Wildlife viewing and studying is restricted in these areas. Similar to Strict nature reserves scientific researches are encouraged under the supervision of Department of Wildlife Conservation staff. These areas differ from strict nature reserves by allowing traditional human activities to continue.
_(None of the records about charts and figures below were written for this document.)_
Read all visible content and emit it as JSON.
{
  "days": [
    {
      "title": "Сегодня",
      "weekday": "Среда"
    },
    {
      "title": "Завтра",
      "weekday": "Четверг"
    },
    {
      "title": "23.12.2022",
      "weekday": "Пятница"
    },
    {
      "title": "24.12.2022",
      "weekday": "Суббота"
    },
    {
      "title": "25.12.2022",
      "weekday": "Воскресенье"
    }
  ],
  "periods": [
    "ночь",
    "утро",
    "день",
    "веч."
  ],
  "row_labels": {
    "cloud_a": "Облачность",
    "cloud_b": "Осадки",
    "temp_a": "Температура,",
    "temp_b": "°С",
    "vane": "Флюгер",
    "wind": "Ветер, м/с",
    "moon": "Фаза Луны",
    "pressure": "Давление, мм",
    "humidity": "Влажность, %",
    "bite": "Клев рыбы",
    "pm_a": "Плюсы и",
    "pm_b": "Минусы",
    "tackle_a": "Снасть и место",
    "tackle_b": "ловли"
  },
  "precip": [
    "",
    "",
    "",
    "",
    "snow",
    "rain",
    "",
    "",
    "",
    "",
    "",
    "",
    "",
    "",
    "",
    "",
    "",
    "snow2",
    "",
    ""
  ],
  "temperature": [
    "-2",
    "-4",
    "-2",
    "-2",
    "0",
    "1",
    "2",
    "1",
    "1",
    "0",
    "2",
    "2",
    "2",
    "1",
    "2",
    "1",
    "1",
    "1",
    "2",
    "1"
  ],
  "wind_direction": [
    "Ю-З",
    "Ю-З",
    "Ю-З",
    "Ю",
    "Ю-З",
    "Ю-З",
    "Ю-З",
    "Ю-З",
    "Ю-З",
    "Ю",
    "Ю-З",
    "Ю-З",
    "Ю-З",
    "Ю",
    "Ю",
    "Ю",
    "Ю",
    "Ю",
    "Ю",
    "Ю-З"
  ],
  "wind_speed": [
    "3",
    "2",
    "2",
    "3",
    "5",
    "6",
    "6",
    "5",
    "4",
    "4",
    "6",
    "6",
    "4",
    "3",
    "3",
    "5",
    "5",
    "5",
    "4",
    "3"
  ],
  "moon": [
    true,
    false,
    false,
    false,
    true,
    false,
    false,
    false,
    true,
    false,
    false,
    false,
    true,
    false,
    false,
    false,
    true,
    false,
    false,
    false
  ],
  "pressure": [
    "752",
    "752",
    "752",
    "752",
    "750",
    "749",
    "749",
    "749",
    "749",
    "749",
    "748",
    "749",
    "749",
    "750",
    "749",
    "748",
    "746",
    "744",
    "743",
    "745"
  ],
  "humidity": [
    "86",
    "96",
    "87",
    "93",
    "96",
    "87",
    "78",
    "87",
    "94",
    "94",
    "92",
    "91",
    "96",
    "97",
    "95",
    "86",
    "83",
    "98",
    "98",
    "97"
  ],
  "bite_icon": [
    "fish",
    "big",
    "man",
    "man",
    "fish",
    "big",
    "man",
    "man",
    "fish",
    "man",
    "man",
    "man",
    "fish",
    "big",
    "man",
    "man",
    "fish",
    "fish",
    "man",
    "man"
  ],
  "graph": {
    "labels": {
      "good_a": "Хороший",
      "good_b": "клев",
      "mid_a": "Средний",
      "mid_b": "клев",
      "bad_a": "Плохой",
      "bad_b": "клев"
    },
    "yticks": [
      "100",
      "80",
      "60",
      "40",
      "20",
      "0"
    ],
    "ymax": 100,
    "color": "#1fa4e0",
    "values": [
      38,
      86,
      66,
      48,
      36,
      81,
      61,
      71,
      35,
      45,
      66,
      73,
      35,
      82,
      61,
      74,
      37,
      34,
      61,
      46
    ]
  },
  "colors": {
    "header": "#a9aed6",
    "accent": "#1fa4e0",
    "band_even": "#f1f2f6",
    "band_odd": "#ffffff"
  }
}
| Protected area | Area in ha | Date of declaration |
|---|---|---|
| Triconamadu | 25,019.3 | 1986-10-24 |
| Riverine | 824.1 | 1991-07-31 |
| Minneriya-Girithale |  |  |
| Block I | 7,529.1 | 1988-02-12 |
| Block II | 1,923.6 | 1993-06-25 |
| Block III | 4,745.3 | 1995-07-07 |
| Block IV | 8,335.5 | 1997-09-01 |
| Wetahirakanda | 3,229 | 2002-06-07 |
| Peak Wilderness | 12,979 | 2007-09-21 |
| Nagar kovil | 7,882 | 2016-03-01 |
| Vidataltivu | 29,180 | 2016-03-01 |

Source:

=== Jungle corridors ===
The only jungle corridor declared under the accelerated Mahaweli Development Programme.

=== Sanctuaries ===

Sanctuaries ensure the protection of wildlife of private lands which outside the state claim.
In the sanctuaries protection of habitat and allowing of human activities occur simultaneously. Permission is not required for entry to these lands.